Obama Administration Continues to Dodge Questions About Obamacare



If you want answers from the administration about Obamacare, tough luck. The federal exchanges have been open, and broken, for nearly four weeks now, but the White House and federal health officials aren't exactly being forthcoming with details.

A speech by President Obama earlier this week that was expected to address the online sign-up issues that have plagued HealthCare.gov came across more like an infomercial, complete with call-in number, for all the ways the administration says the law can work without the website.

White House Press Secretary Jay Carney repeatedly referred questions about the health law to federal health officials. But federal health officials aren't much help either. As The Washington Examiner's Phil Klein writes, an "operational update" from Centers for Medicare and Medicaid Services (CMS) Communications Director Julie Bataille yesterday left a lot of unanswered questions.

We still don't know how many people have actually enrolled in health insurance yet. All the administration will say is that 700,000 applications have been submitted so far.
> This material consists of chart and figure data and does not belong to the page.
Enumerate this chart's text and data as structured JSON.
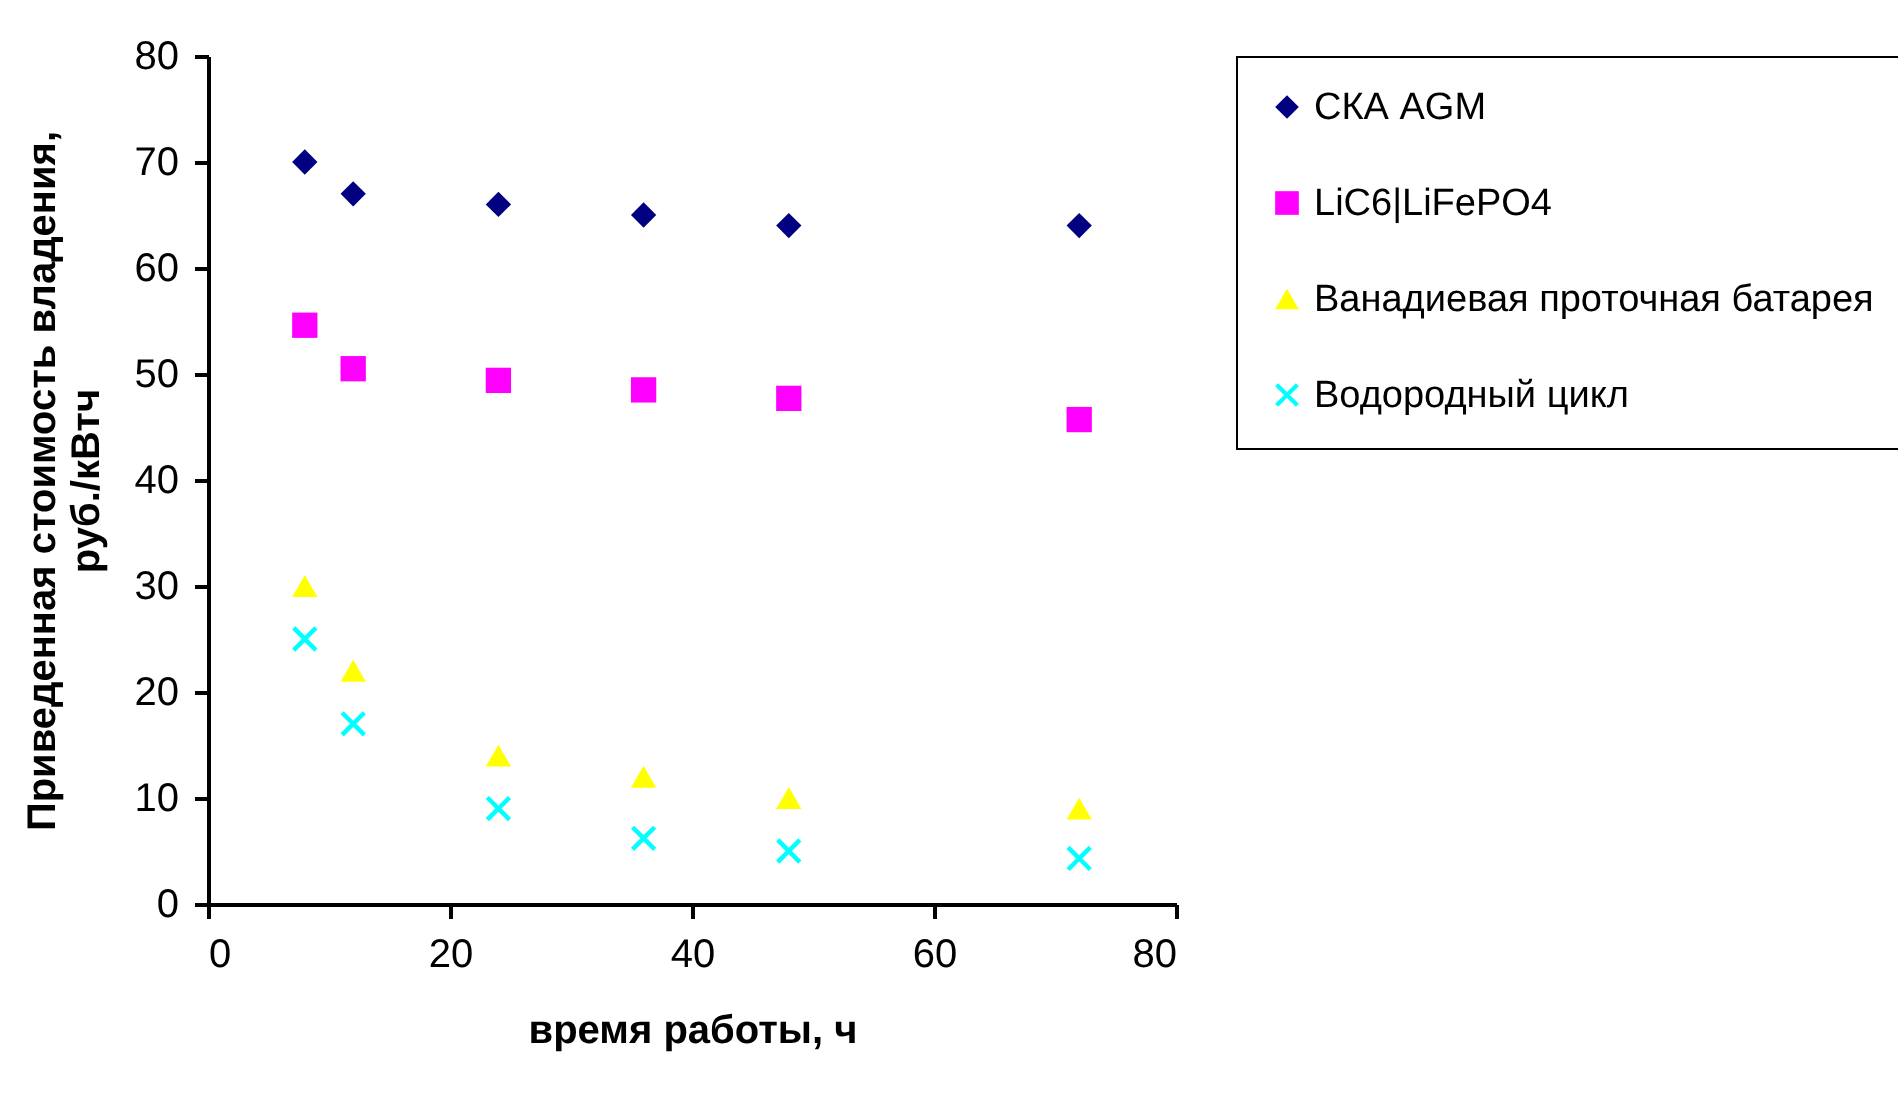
{
  "chart_data": {
    "type": "scatter",
    "xlabel": "время работы, ч",
    "ylabel": "Приведенная стоимость владения, руб./кВтч",
    "xlim": [
      0,
      80
    ],
    "xticks": [
      0,
      20,
      40,
      60,
      80
    ],
    "ylim": [
      0,
      80
    ],
    "yticks": [
      0,
      10,
      20,
      30,
      40,
      50,
      60,
      70,
      80
    ],
    "grid": false,
    "legend": "right",
    "x": [
      8,
      12,
      24,
      36,
      48,
      72
    ],
    "series": [
      {
        "name": "СКА AGM",
        "color": "#000080",
        "marker": "diamond",
        "values": [
          70,
          67,
          66,
          65,
          64,
          64
        ]
      },
      {
        "name": "LiC6|LiFePO4",
        "color": "#ff00ff",
        "marker": "square",
        "values": [
          54.6,
          50.5,
          49.4,
          48.5,
          47.7,
          45.7
        ]
      },
      {
        "name": "Ванадиевая проточная батарея",
        "color": "#ffff00",
        "marker": "triangle",
        "values": [
          30,
          22,
          14,
          12,
          10,
          9
        ]
      },
      {
        "name": "Водородный цикл",
        "color": "#00ffff",
        "marker": "cross",
        "values": [
          25,
          17,
          9,
          6.2,
          5,
          4.3
        ]
      }
    ]
  }
}
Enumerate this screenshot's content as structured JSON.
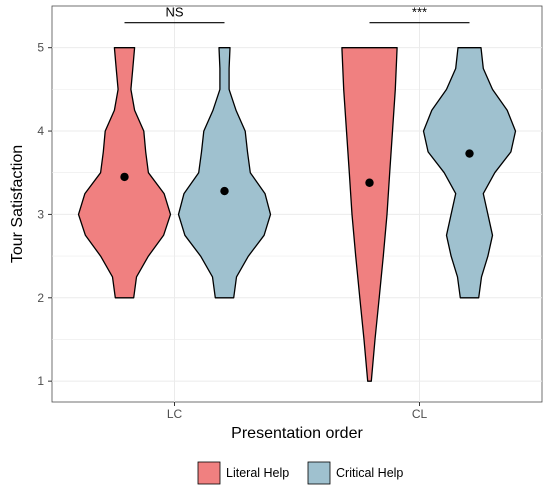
{
  "chart_data": {
    "type": "violin",
    "title": "",
    "xlabel": "Presentation order",
    "ylabel": "Tour Satisfaction",
    "categories": [
      "LC",
      "CL"
    ],
    "y_ticks": [
      1,
      2,
      3,
      4,
      5
    ],
    "ylim": [
      0.75,
      5.5
    ],
    "grid": true,
    "legend_position": "bottom",
    "series": [
      {
        "name": "Literal Help",
        "color": "#F08080",
        "means": [
          3.45,
          3.38
        ],
        "ranges": [
          [
            2,
            5
          ],
          [
            1,
            5
          ]
        ]
      },
      {
        "name": "Critical Help",
        "color": "#9FC1CF",
        "means": [
          3.28,
          3.73
        ],
        "ranges": [
          [
            2,
            5
          ],
          [
            2,
            5
          ]
        ]
      }
    ],
    "annotations": [
      {
        "category": "LC",
        "text": "NS"
      },
      {
        "category": "CL",
        "text": "***"
      }
    ]
  }
}
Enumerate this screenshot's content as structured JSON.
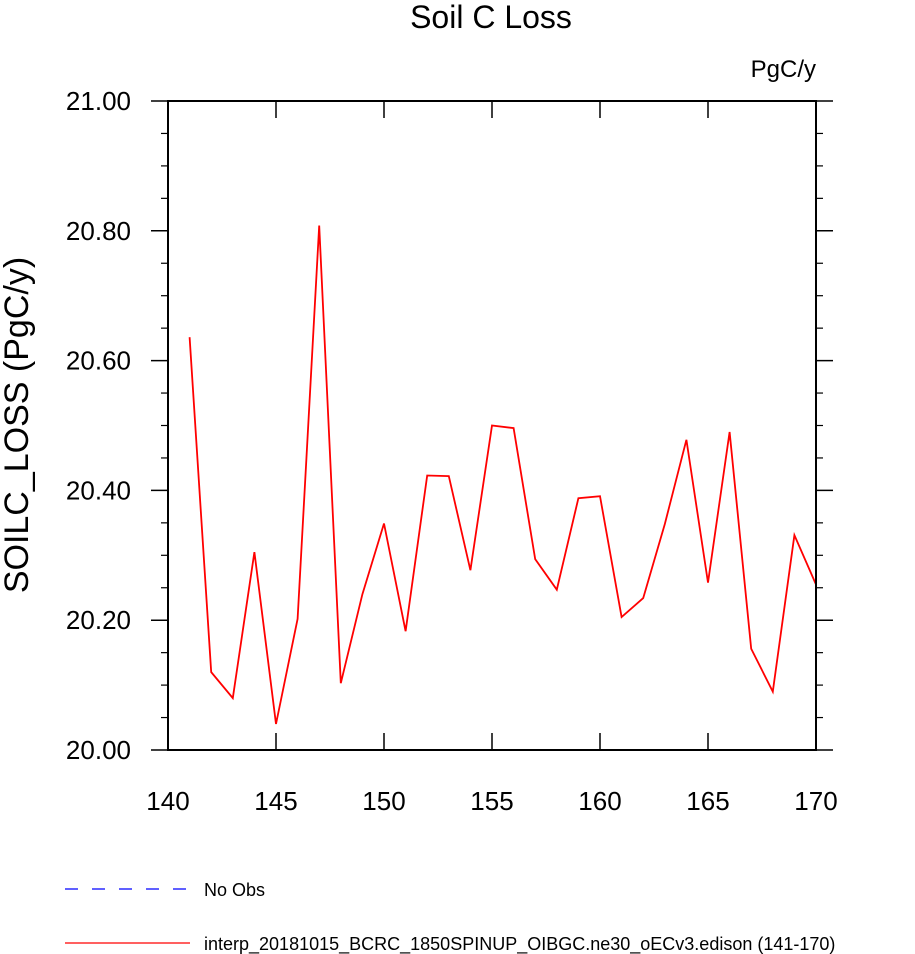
{
  "chart_data": {
    "type": "line",
    "title": "Soil C Loss",
    "units_label": "PgC/y",
    "ylabel": "SOILC_LOSS  (PgC/y)",
    "xlabel": "",
    "xlim": [
      140,
      170
    ],
    "ylim": [
      20.0,
      21.0
    ],
    "x_ticks": [
      140,
      145,
      150,
      155,
      160,
      165,
      170
    ],
    "x_tick_labels": [
      "140",
      "145",
      "150",
      "155",
      "160",
      "165",
      "170"
    ],
    "y_ticks": [
      20.0,
      20.2,
      20.4,
      20.6,
      20.8,
      21.0
    ],
    "y_tick_labels": [
      "20.00",
      "20.20",
      "20.40",
      "20.60",
      "20.80",
      "21.00"
    ],
    "y_minor_ticks": [
      20.05,
      20.1,
      20.15,
      20.25,
      20.3,
      20.35,
      20.45,
      20.5,
      20.55,
      20.65,
      20.7,
      20.75,
      20.85,
      20.9,
      20.95
    ],
    "grid": false,
    "series": [
      {
        "name": "interp_20181015_BCRC_1850SPINUP_OIBGC.ne30_oECv3.edison (141-170)",
        "color": "#ff0000",
        "x": [
          141,
          142,
          143,
          144,
          145,
          146,
          147,
          148,
          149,
          150,
          151,
          152,
          153,
          154,
          155,
          156,
          157,
          158,
          159,
          160,
          161,
          162,
          163,
          164,
          165,
          166,
          167,
          168,
          169,
          170
        ],
        "y": [
          20.636,
          20.12,
          20.08,
          20.305,
          20.04,
          20.202,
          20.808,
          20.103,
          20.24,
          20.349,
          20.183,
          20.423,
          20.422,
          20.277,
          20.5,
          20.496,
          20.294,
          20.247,
          20.388,
          20.391,
          20.205,
          20.234,
          20.348,
          20.478,
          20.258,
          20.49,
          20.156,
          20.09,
          20.331,
          20.255
        ]
      }
    ],
    "legend": [
      {
        "label": "No Obs",
        "color": "#0000ff",
        "style": "dashed"
      },
      {
        "label": "interp_20181015_BCRC_1850SPINUP_OIBGC.ne30_oECv3.edison (141-170)",
        "color": "#ff0000",
        "style": "solid"
      }
    ],
    "legend_position": "bottom-left"
  }
}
But that just means that people have applied to shop around and determine their eligibility for subsidies, not that they have applied for or even seen specific plan options.

Moreover, that's a national number, across all the exchanges, including those run by the states. CMS won't say how many of those submitted applications came from the more deeply troubled federal exchange system that covers 36 states. Indeed, Bataille claimed not to know how many were from the federal system and how many were from state-run exchanges. That doesn't make much sense. In order to come up with the 700,000 applications figure, application data would have to be collected from the state exchanges. Anything on top of that would be the federal portion. It's not plausible that no one at CMS knows the federal/state split. 

Bataille also dodged questions about who, besides management consultant and former acting White House budget director Jeff Zients, is involved in the "tech surge" of IT-experts the administration is supposedly bringing in to fix the website problems. 

And she refused to say whether Health and Human Services Secretary Kathleen Sebelius knew about the exchange's problems before launch. According to Klein, when Bataille was first asked about Sebelius, she responded to a different portion of the question. 

When pressed further on Seblelius, call moderator and HHS spokesman Richard Olague stepped in and said, "Next question, please."

When asked about Sebelius one more time, Bataille said, "I don't think any of us were able to fully predict the consumer demand that we would have seen on Oct. 1."

Given that the problems go far beyond opening-day traffic volume, that still doesn't answer the question.

The evasiveness is not new. The administration has long been dodgy and secretive when it comes to the health law's internal operations. Senior officials insisted over and over again that it would work, and work on schedule, but never provided the kind of evidence or system previews they presumably would have if it had actually been working well. And they kept insisting that implementation was on track up to the very last minute, even as key tests were delayed, and then failed. 

So when Josh Barro, who is basically supportive of the law, writes that "there's no reason not to level with the public right now, unless the truth is so horrible and the website is so un-fixable that Obama administration officials can't bring themselves to discuss the matter publicly," I wonder if he might be on to something. Barro says he suspects that it's not the case that things are truly disastrous behind the scenes. But if there were positive developments to share, wouldn't someone be stepping forward to share them? Given the administration's history of both poor implementation and misleading communications about the status of the health exchange project, it's not clear to me why anyone ought to continue to give the administration the benefit of the doubt.